Increased arterial stiffness is known to be an independent risk factor for future cardiovascular events.1, 2, 3 Increased arterial stiffness is thought to produce several harmful effects on the cardiovascular system, such as an increased cardiac afterload, peripheral microvascular damage, impairment of the coronary blood supply and arteriosclerotic ischemic stroke.4, 5 Conventionally, pulse wave velocity (PWV) is used as a marker to reflect arterial stiffness. PWV reflects segmental arterial elasticity.6 However, the PWV reflects the segmental arterial stiffness, and not the local arterial stiffness, in the systemic arterial tree, and the PWV is incapable of discriminating between these segments.

Contraction of the left ventricle generates a pulse wave that is propagated throughout the arterial tree. The Moens–Korteweg equation states that the PWV is proportional to the square root of the incremental elastic modulus of the vessel wall, given a constant ratio of the wall thickness to the vessel radius and blood density. Therefore, increases in the arterial rigidity and arterial wall thickness act to increase the PWV.7 The PWV can be measured for any arterial segment between two pulse wave palpable regions.

Arterial stiffness is determined by functional factors, such as blood pressure, heart rate and/or vascular tone, as well as structural factors, such as vascular hypertrophy and the proliferation of vascular smooth muscle cells and/or connective tissues. High blood pressure (BP) is associated with increased functional arterial stiffness via an increase in arterial wall tension.8 Therefore, the use of PWV to assess the intrinsic arterial stiffness must take the BP into consideration. Because of this reason, until now, a blood pressure-independent measurement of arterial stiffness has been developed. The stiffness index β, which reflects the local and not the segmental arterial stiffness in the systemic arterial tree, was calculated using the exponential relationship between arterial pressure and diameter reported by Hayashi et al.9 Therefore, the stiffness index β is theoretically independent of blood pressure. The cardio-ankle vascular index (CAVI) is an index of the overall stiffness of the artery from the origin of the aorta to the ankle. CAVI is closely related to the stiffness index β and is also theoretically independent of blood pressure.10, 11 Thus, these markers require less consideration of the BP. Recently, Steppan, et al.12 proposed the novel arterial stiffness index (ASI), which was defined as the slope of the midline between the data of a parametric plot of PWV vs. pulse pressure as diastolic BP is increased. ASI is robust over a range of BPs and allows one to distinguish between compliant and stiff vasculature in rats.

The table summarizes the characteristics of markers related to arterial stiffness. Several meta-analyses have demonstrated that the PWV is an independent risk factor for future cardiovascular events. Recently, van Sloten et al.13 reported that carotid stiffness can predict a future stroke independently of the PWV. This finding suggests that the assessment of local arterial stiffness in a target organ may provide additional information for predicting potential damage to that target organ (Table 1).

Table 1 Characteristics of various arterial stiffness measurements

Bruno et al.14 investigated the possibility that the association between increased aortic and carotid stiffness and organ damage might differ in multiple organs (kidney, blood vessels and heart) among hypertensive subjects. Interestingly, ‘segmental’ arterial stiffness assessed using carotid–femoral pulse wave velocity (cfPWV) was associated with renal damage and ‘local’ arterial stiffness assessed using carotid pulse wave velocity (cPWV) was associated with cardiac damage. A concomitant increases in both cfPWV and cPWV did not have an additive effect on organ damage. This finding helps to differentiate the roles of different arterial segments, either ‘segmental’ or ‘local,’ in vascular and cardiac dysfunction.

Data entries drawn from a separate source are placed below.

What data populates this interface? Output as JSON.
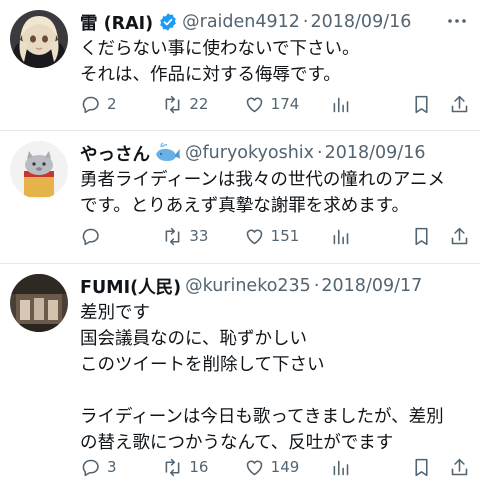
{
  "tweets": [
    {
      "name": "雷 (RAI)",
      "handle": "@raiden4912",
      "separator": "·",
      "date": "2018/09/16",
      "text": "くだらない事に使わないで下さい。\nそれは、作品に対する侮辱です。",
      "replies": "2",
      "retweets": "22",
      "likes": "174",
      "verified": true
    },
    {
      "name": "やっさん",
      "handle": "@furyokyoshix",
      "separator": "·",
      "date": "2018/09/16",
      "text": "勇者ライディーンは我々の世代の憧れのアニメ\nです。とりあえず真摯な謝罪を求めます。",
      "replies": "",
      "retweets": "33",
      "likes": "151"
    },
    {
      "name": "FUMI(人民)",
      "handle": "@kurineko235",
      "separator": "·",
      "date": "2018/09/17",
      "text": "差別です\n国会議員なのに、恥ずかしい\nこのツイートを削除して下さい\n\nライディーンは今日も歌ってきましたが、差別\nの替え歌につかうなんて、反吐がでます",
      "replies": "3",
      "retweets": "16",
      "likes": "149"
    }
  ],
  "icons": {
    "more": "more-icon",
    "reply": "reply-icon",
    "retweet": "retweet-icon",
    "like": "heart-icon",
    "views": "analytics-icon",
    "bookmark": "bookmark-icon",
    "share": "share-icon",
    "verified": "verified-badge-icon",
    "whale": "whale-emoji-icon"
  },
  "colors": {
    "verified": "#1d9bf0",
    "text_primary": "#0f1419",
    "text_secondary": "#536471",
    "whale": "#6ab0e8"
  }
}
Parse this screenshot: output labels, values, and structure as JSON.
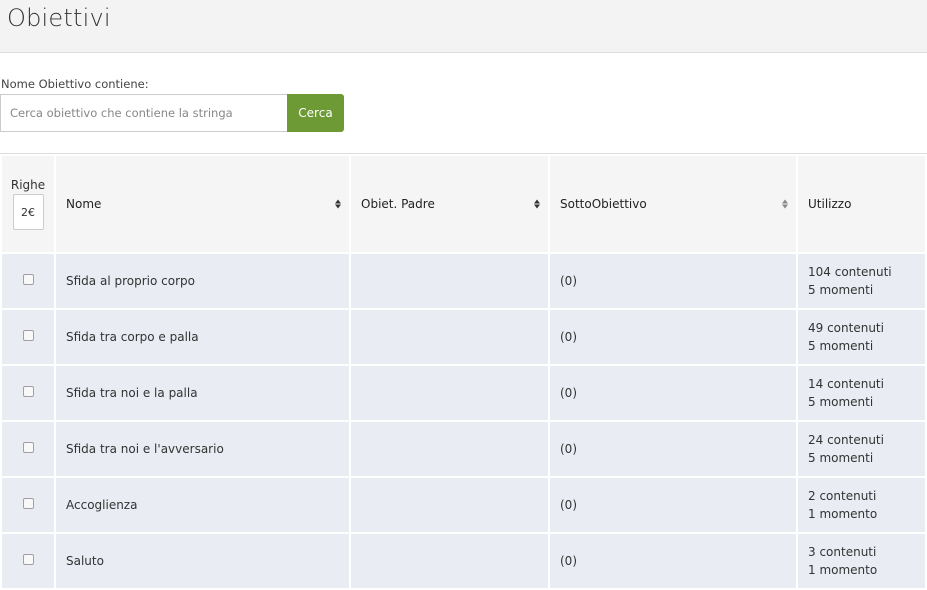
{
  "header": {
    "title": "Obiettivi"
  },
  "search": {
    "label": "Nome Obiettivo contiene:",
    "placeholder": "Cerca obiettivo che contiene la stringa",
    "button_label": "Cerca"
  },
  "table": {
    "rows_per_page": {
      "label": "Righe",
      "value": "2€"
    },
    "columns": {
      "nome": "Nome",
      "obiet_padre": "Obiet. Padre",
      "sotto_obiettivo": "SottoObiettivo",
      "utilizzo": "Utilizzo"
    },
    "rows": [
      {
        "nome": "Sfida al proprio corpo",
        "obiet_padre": "",
        "sotto_obiettivo": "(0)",
        "utilizzo_contenuti": "104 contenuti",
        "utilizzo_momenti": "5 momenti"
      },
      {
        "nome": "Sfida tra corpo e palla",
        "obiet_padre": "",
        "sotto_obiettivo": "(0)",
        "utilizzo_contenuti": "49 contenuti",
        "utilizzo_momenti": "5 momenti"
      },
      {
        "nome": "Sfida tra noi e la palla",
        "obiet_padre": "",
        "sotto_obiettivo": "(0)",
        "utilizzo_contenuti": "14 contenuti",
        "utilizzo_momenti": "5 momenti"
      },
      {
        "nome": "Sfida tra noi e l'avversario",
        "obiet_padre": "",
        "sotto_obiettivo": "(0)",
        "utilizzo_contenuti": "24 contenuti",
        "utilizzo_momenti": "5 momenti"
      },
      {
        "nome": "Accoglienza",
        "obiet_padre": "",
        "sotto_obiettivo": "(0)",
        "utilizzo_contenuti": "2 contenuti",
        "utilizzo_momenti": "1 momento"
      },
      {
        "nome": "Saluto",
        "obiet_padre": "",
        "sotto_obiettivo": "(0)",
        "utilizzo_contenuti": "3 contenuti",
        "utilizzo_momenti": "1 momento"
      }
    ]
  },
  "colors": {
    "header_bg": "#f3f3f3",
    "accent_button": "#6d9a35",
    "row_bg": "#e9ecf3",
    "header_cell_bg": "#f5f5f5"
  },
  "icons": {
    "sort": "sort-icon",
    "checkbox": "checkbox-icon",
    "dropdown": "chevron-down-icon"
  }
}
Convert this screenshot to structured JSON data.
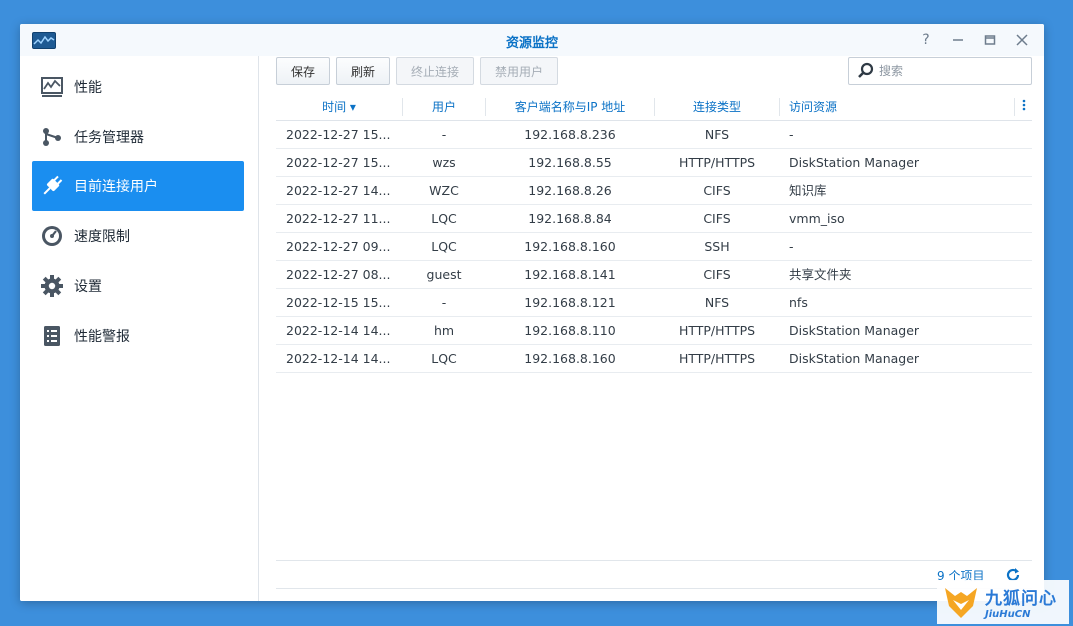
{
  "window": {
    "title": "资源监控"
  },
  "sidebar": {
    "items": [
      {
        "label": "性能",
        "icon": "performance-chart-icon"
      },
      {
        "label": "任务管理器",
        "icon": "task-manager-icon"
      },
      {
        "label": "目前连接用户",
        "icon": "plug-icon",
        "active": true
      },
      {
        "label": "速度限制",
        "icon": "speedometer-icon"
      },
      {
        "label": "设置",
        "icon": "gear-icon"
      },
      {
        "label": "性能警报",
        "icon": "alert-list-icon"
      }
    ]
  },
  "toolbar": {
    "save": "保存",
    "refresh": "刷新",
    "terminate": "终止连接",
    "disable_user": "禁用用户",
    "search_placeholder": "搜索"
  },
  "table": {
    "columns": [
      "时间",
      "用户",
      "客户端名称与IP 地址",
      "连接类型",
      "访问资源"
    ],
    "sort_indicator": "▾",
    "rows": [
      [
        "2022-12-27 15...",
        "-",
        "192.168.8.236",
        "NFS",
        "-"
      ],
      [
        "2022-12-27 15...",
        "wzs",
        "192.168.8.55",
        "HTTP/HTTPS",
        "DiskStation Manager"
      ],
      [
        "2022-12-27 14...",
        "WZC",
        "192.168.8.26",
        "CIFS",
        "知识库"
      ],
      [
        "2022-12-27 11...",
        "LQC",
        "192.168.8.84",
        "CIFS",
        "vmm_iso"
      ],
      [
        "2022-12-27 09...",
        "LQC",
        "192.168.8.160",
        "SSH",
        "-"
      ],
      [
        "2022-12-27 08...",
        "guest",
        "192.168.8.141",
        "CIFS",
        "共享文件夹"
      ],
      [
        "2022-12-15 15...",
        "-",
        "192.168.8.121",
        "NFS",
        "nfs"
      ],
      [
        "2022-12-14 14...",
        "hm",
        "192.168.8.110",
        "HTTP/HTTPS",
        "DiskStation Manager"
      ],
      [
        "2022-12-14 14...",
        "LQC",
        "192.168.8.160",
        "HTTP/HTTPS",
        "DiskStation Manager"
      ]
    ]
  },
  "footer": {
    "count": "9 个项目"
  },
  "watermark": {
    "cn": "九狐问心",
    "en": "JiuHuCN"
  },
  "colors": {
    "accent": "#1a8ef0",
    "title": "#0b72c6",
    "desktop": "#3d8fdc"
  }
}
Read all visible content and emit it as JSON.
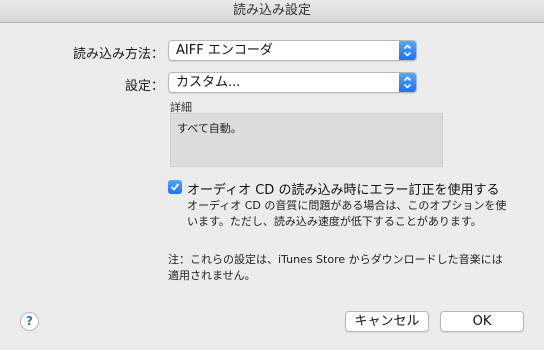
{
  "window": {
    "title": "読み込み設定"
  },
  "import_using": {
    "label": "読み込み方法：",
    "value": "AIFF エンコーダ"
  },
  "setting": {
    "label": "設定：",
    "value": "カスタム..."
  },
  "details": {
    "label": "詳細",
    "text": "すべて自動。"
  },
  "error_correction": {
    "checked": true,
    "label": "オーディオ CD の読み込み時にエラー訂正を使用する",
    "description": "オーディオ CD の音質に問題がある場合は、このオプションを使います。ただし、読み込み速度が低下することがあります。"
  },
  "note": "注：これらの設定は、iTunes Store からダウンロードした音楽には適用されません。",
  "buttons": {
    "help": "?",
    "cancel": "キャンセル",
    "ok": "OK"
  },
  "colors": {
    "accent": "#1874f2",
    "background": "#ececec"
  }
}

However, since cPWV is calculated using the Bramwell–Hill relationship,15 it depends on the BP. In addition, performing ultrasonic wall-tracking and tonometry measurements require special training and experience. The study by Spronk et al.16 in this issue of Hypertension Research demonstrated that by using distensibility measurements at the carotid level and a mechanistic approach, the effect of the blood pressure on the cPWV could be assessed in individual patients, rather than using a group adjustment for BP. This approach is based on a single-exponential relationship that is fitted to arterial pressure area measurements and allows the estimation of any changes in stiffness caused by changes in wall material that are not caused by the BP. This mechanistic approach using a patient-specific BP correction technique is both novel and interesting. This ‘BP-independent local PWV’ measure may be a marker of pure vascular dysfunction. On the other hand, ‘BP-dependent PWV,’ such as cfPWV and brachial-ankle pulse wave velocity (baPWV), is a marker of both hemodynamics and vascular dysfunction. The differences between these two types of methods must be understood and the applications of each method in clinical settings should be considered. Further studies are needed to compare this ‘BP-independent local PWV’ measure with the ‘BP-independent’ stiffness index β and to assess its value as a predictor of cardiovascular disease in a prospective study.